Une société « basée sur des principes » n’est pas la négation de la nature. Il nous faut plutôt construire une civilisation inscrite dans la nature, car nous sommes de la nature, et ses atteintes deviennent vite les nôtres. Par quels principes peut-on revendiquer la gestation pour autrui qui exploite le corps d’une femme au nom de la liberté de deux hommes ? Quels principes soutiennent l’indifférenciation des sexes, l’exigence d’engendrement sans limite d’âge ou le droit à l’enfant ? Surtout, la question d’écologie politique que posent toutes ces revendications, qui homogénéisent des demandes disparates grâce aux réponses univoques de la biomédecine, est la suivante : qu’en est-il de l’autonomie des personnes quand l’enfant est fabriqué par des spécialistes alors qu’une démarche responsable permettrait d’en assumer la technicité rudimentaire ? Car c’est bien de l’insémination artificielle (d’une lesbienne ou d’une mère porteuse) que dépend la satisfaction recherchée dans la plupart des cas. C’est à dire de l’introduction de sperme dans le vagin à l’aide d’une seringue plutôt que d’un pénis, une technologie dérisoire qui évoque la prise de température rectale que la médecine n’a pas encore confisquée. Que penseraient Ivan Illich(2), Jacques Ellul ou André Gorz de telles revendications ? Sauf sursaut improbable, nous fabriquerons des enfants selon le profil conseillé par une biomédecine compassionnelle mais dominatrice, en acceptant la gestion docile de nos corps (dont l’ADN est étiqueté) jusqu’à engendrer sans autre partenaire que les agents techniques. Contre l’autonomie de la technique il faut opposer l’autolimitation de la puissance . Et cela passe logiquement par l’objection de croissance puisque la croissance économique est le moteur permanent de la puissance, et qu’elle exige la compétition entre les hommes et l’asservissement de toute chose.Plutôt que dériver vers le reniement de toutes valeurs autres que celles du négoce et de l’égotisme, nous devons construire une société autonome où sobriété rimerait avec convivialité, partage et solidarité. Une course de vitesse est engagée entre l’autonomie de la technique et l’autolimitation de la puissance humaine.

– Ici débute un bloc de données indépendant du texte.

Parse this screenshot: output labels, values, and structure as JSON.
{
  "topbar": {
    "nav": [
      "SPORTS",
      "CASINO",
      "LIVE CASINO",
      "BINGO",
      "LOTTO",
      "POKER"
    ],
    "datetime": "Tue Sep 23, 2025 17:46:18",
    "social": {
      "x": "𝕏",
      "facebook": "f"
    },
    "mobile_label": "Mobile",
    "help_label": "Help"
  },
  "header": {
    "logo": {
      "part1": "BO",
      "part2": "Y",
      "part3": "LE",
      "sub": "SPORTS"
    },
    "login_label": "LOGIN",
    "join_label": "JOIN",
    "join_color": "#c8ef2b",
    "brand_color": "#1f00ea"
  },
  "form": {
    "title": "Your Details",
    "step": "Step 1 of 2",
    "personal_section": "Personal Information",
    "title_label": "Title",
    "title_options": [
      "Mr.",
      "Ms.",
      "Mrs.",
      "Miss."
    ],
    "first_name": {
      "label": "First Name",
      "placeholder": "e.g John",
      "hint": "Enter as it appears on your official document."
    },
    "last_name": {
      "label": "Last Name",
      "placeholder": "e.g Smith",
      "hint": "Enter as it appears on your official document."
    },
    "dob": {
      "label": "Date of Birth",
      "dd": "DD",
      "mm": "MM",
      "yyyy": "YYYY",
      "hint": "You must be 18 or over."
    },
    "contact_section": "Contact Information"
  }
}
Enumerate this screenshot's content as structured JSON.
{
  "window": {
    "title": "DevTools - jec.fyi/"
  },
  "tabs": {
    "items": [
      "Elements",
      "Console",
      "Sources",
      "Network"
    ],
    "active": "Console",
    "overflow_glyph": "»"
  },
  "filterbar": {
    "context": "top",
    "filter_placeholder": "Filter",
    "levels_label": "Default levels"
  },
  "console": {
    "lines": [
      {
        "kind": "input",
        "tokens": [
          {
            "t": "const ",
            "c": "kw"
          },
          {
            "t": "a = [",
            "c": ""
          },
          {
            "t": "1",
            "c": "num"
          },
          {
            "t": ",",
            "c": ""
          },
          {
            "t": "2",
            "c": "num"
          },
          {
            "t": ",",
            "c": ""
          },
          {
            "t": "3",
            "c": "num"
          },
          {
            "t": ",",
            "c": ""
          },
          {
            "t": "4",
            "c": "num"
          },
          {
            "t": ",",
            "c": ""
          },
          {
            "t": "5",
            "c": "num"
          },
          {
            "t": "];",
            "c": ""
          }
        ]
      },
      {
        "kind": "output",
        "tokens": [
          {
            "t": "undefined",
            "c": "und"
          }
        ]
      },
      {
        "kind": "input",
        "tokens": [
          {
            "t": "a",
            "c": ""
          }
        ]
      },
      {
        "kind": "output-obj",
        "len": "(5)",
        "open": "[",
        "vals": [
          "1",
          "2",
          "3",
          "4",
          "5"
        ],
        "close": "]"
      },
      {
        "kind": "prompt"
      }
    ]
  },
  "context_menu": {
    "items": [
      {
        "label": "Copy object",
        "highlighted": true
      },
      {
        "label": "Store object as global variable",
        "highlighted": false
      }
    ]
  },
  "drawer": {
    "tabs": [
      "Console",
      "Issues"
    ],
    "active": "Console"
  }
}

(1) L’œuf transparent, Flammarion, 1986
(2) Illich a répondu dés 1975 : « les gens en sont venus à reconnaître ce nouveau droit des professionnels de la santé à intervenir dans leur vie au nom de leur propre santé (…) ils perdent en de fréquentes circonstances leur pouvoir et leur volonté de se suffire à eux-mêmes, et finalement en viennent à croire que l’action autonome est impraticable » Némésis médicale, Points, 1981.